The Market Renewal Program (MRP) was designed explicitly to tackle these deep-seated problems by establishing greater transparency, streamlining market operations, and aligning incentives more effectively. By adopting a single-schedule market structure with locational pricing, the MRP enhanced visibility into actual grid conditions, thereby improving investment signals and operational efficiency. Moreover, the introduction of a day-ahead market and improved real-time unit commitment processes aimed to modernize market operations, making them more responsive to system conditions and better suited to integrate renewable energy resources, energy storage, and distributed energy resources (DERs).

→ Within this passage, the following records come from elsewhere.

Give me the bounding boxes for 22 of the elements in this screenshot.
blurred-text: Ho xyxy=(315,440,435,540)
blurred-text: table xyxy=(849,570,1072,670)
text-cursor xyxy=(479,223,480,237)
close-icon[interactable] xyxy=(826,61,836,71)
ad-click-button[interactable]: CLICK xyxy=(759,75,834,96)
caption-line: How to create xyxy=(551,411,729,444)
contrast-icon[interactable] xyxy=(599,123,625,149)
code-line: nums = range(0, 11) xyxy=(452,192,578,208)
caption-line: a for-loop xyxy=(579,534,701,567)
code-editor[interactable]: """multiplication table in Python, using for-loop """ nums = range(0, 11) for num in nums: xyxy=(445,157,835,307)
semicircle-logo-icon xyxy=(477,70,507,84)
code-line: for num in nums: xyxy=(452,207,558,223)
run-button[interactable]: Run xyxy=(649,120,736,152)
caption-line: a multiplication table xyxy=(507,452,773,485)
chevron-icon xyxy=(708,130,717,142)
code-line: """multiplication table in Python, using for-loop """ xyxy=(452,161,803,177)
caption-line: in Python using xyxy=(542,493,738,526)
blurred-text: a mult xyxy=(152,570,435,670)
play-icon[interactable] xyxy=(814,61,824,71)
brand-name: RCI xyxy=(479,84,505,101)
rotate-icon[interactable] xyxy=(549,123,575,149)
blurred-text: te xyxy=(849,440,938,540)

Ultimately, these reforms aim to reduce costs, enhance competition, and ensure reliability.
Case Study: Price Uniformity Pre-Update and Extreme Changes Following
In the old system, the existence of the CMSC led to opaque, behind-the-scenes equalization payments to various consumers leading to a uniform Ontario price that many customers paid at the same time.
In the weeks following the Market Renewal Program rollout, Ontario saw extreme examples of just how significant the shift to locational marginal pricing could be. In some instances, consumers in low-demand, generation-rich areas found themselves in the situation of paying negative prices for electricity - almost being incentivized to consume energy because of an oversupply condition. Simultaneously, consumers located in congested or transmission-constrained areas were experiencing substantial price spikes, at times paying dramatically inflated rates for electricity because local constraints limited the flow of cheaper energy into their area.
This scenario, though initially startling, underscored exactly why the market reform was necessary. The old pricing structure masked these regional and local imbalances, lumping costs into broad charges and effectively hiding congestion issues. With the introduction of locational marginal pricing, the market immediately made visible the true cost dynamics at play across the grid, revealing pockets of surplus and scarcity in real-time. This transparency not only highlighted infrastructure limitations that had previously been obscured, but it also created strong incentives for immediate operational adjustments by stakeholders.
Ultimately, this initial volatility illustrated the system's ability to send clear, actionable signals that can guide future investments and operational decisions. Areas/nodes regularly seeing negative prices may attract flexible loads, storage solutions, or even prompt reduced local generation during surplus periods. Conversely, areas/nodes experiencing regular price spikes will naturally draw investment in generation, storage capacity, or transmission infrastructure. Thus, while the initial reaction to these extremes might be one of surprise, the phenomenon represents precisely the type of market-based corrective mechanism intended by the MRP: aligning operational realities with clear economic signals to drive more efficient grid operational conditions and the data representative of that.